Las condiciones de vida de los negros fueron peores que las de los indígenas, considerados jurídicamente seres libres.
Muchos esclavos escaparon y se refugiaron en el monte o en la sierra, recibiendo el nombre de cimarrones.
Los negros y negras no eran de los que acudían con rapidez y sonrisa de oreja a oreja al recibir una orden en nombre de Su Majestad.
Atrapados en la ignorancia, mostraban predisposición a la superstición y la superchería.
Sabían inquietar en pueblos indios, caminos y ciudades. No se caracterizaban por sus sutilezas filosóficas, literarias y científicas.
Por gritones, fiesteros e hiperkinéticos, no pasaron inadvertidos entre viajeros y cronistas extranjeros.
Las mujeres provocativas y despreocupadas, con sus colorinches daban matiz pintoresco al recito urbano, pero tened cuidado con ellas, señoras españolas, porque si madrugan será para robarles.
La ciudad de México no olvidaba la batalla ente las tropas salidas de Puebla, bajo el mando del capitán González de Herrera, y las fuerzas acaudilladas por el negro Yanga, en las cercanías del Pico de Orizaba, el 22 de febrero de 1609.
La victoria agigantó la figura del líder negro y la clase dominante española se atemorizó de esos “vándalos y traicioneros” cuando las autoridades españolas comunicaron que los negros, furiosos por haber sido muerta una negra a causa del maltrato de su amo, hablaban de ultimar a todos los blancos para coronar a un rey negro mediante una acción armada fijada para el jueves de la Semana Santa de 1612.
La conspiración fue descubierta.

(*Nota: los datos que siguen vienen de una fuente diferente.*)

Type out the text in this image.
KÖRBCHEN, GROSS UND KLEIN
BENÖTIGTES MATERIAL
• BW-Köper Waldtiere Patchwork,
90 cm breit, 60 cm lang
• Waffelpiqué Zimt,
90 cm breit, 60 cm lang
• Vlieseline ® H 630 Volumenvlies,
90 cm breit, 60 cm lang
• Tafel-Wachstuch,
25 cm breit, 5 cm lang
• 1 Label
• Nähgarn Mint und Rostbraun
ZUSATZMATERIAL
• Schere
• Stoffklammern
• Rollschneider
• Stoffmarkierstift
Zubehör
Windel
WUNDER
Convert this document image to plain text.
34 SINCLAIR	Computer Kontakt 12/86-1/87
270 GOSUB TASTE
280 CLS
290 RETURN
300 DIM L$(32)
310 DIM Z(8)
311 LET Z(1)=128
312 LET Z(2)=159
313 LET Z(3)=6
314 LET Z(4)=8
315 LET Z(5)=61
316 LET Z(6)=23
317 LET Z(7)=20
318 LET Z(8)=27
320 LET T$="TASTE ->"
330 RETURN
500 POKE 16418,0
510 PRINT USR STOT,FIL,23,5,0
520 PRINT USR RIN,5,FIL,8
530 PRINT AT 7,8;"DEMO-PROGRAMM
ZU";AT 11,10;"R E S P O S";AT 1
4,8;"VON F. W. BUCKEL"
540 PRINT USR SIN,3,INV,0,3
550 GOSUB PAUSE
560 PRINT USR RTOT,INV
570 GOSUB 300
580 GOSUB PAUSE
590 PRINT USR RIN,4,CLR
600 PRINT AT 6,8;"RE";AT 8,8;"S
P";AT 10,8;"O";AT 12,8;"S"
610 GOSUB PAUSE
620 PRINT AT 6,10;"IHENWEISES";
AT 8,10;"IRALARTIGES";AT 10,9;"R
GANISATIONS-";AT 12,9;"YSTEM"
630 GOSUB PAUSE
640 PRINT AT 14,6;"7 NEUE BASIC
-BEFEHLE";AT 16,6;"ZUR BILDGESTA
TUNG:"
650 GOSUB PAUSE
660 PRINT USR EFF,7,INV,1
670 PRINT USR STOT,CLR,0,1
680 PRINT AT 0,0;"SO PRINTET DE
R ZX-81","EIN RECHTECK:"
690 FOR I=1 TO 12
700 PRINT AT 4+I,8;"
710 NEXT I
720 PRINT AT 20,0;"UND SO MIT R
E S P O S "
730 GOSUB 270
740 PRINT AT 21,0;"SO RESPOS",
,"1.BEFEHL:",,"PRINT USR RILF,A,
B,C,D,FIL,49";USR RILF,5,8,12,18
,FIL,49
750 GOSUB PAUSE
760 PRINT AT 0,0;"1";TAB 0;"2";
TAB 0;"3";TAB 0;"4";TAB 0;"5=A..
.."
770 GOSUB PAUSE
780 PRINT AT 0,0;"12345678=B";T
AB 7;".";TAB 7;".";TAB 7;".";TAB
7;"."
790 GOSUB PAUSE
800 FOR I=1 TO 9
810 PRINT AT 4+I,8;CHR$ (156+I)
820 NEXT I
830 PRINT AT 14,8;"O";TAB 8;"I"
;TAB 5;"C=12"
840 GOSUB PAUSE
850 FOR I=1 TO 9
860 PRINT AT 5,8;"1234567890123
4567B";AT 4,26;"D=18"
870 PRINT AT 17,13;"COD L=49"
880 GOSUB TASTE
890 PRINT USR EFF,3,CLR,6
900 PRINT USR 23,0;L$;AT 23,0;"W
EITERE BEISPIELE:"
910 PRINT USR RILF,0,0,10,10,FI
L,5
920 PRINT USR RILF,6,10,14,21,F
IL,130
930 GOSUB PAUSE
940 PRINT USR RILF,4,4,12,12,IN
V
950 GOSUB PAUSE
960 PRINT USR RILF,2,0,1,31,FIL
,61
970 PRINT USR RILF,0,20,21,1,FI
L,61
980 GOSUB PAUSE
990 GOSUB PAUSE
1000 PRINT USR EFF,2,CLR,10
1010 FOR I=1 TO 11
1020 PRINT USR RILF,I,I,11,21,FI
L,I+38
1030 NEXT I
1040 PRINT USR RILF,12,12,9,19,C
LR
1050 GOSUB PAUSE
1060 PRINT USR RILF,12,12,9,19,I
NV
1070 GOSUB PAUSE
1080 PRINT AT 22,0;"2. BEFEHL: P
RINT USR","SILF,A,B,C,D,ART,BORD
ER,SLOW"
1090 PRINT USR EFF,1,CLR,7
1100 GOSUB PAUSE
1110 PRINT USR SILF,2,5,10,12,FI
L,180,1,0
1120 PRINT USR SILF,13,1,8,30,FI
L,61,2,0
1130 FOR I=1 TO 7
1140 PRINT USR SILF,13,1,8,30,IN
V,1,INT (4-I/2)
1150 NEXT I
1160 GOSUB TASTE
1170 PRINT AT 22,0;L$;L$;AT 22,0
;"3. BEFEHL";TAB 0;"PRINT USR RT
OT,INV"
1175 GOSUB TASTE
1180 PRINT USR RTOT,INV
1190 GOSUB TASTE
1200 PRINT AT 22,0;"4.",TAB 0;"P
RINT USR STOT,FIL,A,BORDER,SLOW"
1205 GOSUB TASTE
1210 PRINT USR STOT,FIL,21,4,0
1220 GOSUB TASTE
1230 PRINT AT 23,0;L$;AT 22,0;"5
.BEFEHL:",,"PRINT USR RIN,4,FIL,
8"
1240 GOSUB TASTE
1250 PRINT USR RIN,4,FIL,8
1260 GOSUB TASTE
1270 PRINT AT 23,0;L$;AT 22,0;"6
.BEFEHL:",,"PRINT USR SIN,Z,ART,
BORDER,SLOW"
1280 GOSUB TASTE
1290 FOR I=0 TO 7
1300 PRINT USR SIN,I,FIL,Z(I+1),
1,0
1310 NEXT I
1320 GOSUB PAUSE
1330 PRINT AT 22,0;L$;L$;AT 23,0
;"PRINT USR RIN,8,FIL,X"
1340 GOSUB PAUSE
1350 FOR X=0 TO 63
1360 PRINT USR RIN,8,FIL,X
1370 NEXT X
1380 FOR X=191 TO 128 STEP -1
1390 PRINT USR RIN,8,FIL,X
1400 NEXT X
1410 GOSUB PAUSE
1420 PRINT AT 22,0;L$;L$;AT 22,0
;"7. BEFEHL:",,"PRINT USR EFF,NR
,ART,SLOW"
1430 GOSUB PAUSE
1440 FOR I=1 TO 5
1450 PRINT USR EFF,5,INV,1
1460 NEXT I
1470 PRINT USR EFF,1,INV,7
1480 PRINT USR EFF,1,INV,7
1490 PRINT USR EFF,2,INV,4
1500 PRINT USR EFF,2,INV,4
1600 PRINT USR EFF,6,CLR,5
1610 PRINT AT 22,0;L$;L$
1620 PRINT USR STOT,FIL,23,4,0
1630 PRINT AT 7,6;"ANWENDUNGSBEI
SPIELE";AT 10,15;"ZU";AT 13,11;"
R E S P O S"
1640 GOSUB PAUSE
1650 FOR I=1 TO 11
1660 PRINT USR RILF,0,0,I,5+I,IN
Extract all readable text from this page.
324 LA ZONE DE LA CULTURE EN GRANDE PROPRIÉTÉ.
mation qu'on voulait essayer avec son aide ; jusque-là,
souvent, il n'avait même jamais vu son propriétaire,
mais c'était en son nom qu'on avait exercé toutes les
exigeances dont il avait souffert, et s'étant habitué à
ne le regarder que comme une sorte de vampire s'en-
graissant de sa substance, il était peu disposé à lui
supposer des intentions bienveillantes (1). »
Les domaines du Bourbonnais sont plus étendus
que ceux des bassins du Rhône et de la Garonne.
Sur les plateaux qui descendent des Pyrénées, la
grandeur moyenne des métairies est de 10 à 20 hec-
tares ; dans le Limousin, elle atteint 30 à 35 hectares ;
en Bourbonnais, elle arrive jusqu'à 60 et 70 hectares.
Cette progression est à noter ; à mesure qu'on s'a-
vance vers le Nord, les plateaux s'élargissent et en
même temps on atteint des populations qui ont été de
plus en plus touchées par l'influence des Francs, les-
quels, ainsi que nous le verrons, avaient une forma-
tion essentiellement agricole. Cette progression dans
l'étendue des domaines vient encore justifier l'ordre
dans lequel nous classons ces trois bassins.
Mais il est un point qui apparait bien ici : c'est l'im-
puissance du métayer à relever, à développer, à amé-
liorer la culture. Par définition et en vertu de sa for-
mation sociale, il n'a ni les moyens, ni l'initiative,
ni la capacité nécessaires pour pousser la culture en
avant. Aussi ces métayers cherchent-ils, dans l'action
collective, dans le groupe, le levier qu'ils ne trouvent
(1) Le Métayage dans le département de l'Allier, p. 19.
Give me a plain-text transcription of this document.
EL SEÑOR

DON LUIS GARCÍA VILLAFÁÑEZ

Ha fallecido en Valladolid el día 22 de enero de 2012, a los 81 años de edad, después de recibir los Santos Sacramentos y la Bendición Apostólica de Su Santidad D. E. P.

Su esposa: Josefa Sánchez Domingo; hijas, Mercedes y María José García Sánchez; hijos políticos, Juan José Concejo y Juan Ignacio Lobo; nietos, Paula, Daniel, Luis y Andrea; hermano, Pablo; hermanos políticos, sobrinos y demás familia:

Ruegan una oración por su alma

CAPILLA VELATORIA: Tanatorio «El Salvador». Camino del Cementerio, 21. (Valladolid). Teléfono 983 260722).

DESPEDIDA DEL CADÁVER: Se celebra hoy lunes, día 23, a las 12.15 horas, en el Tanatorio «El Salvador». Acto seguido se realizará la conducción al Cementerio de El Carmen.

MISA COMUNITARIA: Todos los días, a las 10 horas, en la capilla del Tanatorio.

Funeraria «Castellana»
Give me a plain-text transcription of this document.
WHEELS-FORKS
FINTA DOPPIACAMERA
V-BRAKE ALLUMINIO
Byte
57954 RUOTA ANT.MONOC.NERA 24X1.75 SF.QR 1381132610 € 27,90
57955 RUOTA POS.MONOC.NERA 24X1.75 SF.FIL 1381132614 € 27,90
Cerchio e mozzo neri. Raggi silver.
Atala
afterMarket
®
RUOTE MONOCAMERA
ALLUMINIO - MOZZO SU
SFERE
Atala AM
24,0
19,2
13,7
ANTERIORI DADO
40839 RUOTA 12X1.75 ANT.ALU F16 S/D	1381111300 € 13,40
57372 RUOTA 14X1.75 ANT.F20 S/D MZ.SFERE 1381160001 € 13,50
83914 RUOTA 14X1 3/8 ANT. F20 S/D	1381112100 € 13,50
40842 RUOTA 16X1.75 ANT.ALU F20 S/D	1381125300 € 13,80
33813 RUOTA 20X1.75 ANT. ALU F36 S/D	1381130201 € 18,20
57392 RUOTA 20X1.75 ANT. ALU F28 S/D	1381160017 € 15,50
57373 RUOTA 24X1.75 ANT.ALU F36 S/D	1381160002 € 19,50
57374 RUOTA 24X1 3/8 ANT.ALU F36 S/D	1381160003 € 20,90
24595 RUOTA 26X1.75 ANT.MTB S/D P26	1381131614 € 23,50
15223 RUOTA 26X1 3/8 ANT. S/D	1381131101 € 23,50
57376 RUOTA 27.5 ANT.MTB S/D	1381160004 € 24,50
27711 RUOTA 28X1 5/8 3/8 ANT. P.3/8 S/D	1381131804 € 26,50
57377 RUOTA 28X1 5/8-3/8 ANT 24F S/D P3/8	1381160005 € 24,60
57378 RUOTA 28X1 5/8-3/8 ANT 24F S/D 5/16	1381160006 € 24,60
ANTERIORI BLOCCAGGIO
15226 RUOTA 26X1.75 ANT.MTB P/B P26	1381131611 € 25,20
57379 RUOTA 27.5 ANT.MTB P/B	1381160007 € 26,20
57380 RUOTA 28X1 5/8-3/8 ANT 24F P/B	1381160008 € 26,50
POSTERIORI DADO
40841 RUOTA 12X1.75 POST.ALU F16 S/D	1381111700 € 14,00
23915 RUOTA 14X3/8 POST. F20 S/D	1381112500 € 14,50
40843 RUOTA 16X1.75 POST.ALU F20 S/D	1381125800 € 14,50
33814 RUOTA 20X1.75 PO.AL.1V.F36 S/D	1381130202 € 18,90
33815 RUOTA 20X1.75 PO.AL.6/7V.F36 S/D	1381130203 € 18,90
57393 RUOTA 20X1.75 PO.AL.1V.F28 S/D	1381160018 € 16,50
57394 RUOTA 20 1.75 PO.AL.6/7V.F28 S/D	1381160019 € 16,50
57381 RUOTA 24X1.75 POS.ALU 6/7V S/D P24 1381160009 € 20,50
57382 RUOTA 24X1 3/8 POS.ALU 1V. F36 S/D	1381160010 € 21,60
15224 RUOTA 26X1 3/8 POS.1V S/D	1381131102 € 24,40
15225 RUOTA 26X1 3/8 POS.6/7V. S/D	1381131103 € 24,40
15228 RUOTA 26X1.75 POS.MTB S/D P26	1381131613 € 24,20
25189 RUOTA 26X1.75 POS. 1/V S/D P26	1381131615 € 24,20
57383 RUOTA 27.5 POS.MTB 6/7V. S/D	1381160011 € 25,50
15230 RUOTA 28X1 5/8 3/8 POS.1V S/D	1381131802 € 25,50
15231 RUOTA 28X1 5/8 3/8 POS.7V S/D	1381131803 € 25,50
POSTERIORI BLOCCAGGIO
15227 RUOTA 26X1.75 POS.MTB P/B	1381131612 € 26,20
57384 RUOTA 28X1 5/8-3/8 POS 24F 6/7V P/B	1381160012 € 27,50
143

El toque de queda fue ordenado en las ciudades de México y Puebla, hubo arrestos, torturas y disolución de cofradías de negros.
Finalmente, el 2 de mayo fueron ahorcados en el Zócalo 29 conspiradores y 4 negras, según una versión, y 7 según otra. Tras la ejecución, sus cabezas fueron cortadas a hachazos, y expuestas en la vía pública. Como brutal advertencia y las familias de la ciudad española pudieran descansar en paz.
Sin embargo, nuevas sublevaciones contra la esclavitud estallarían en Nueva España en los años 1617-18, 1646 y 1665.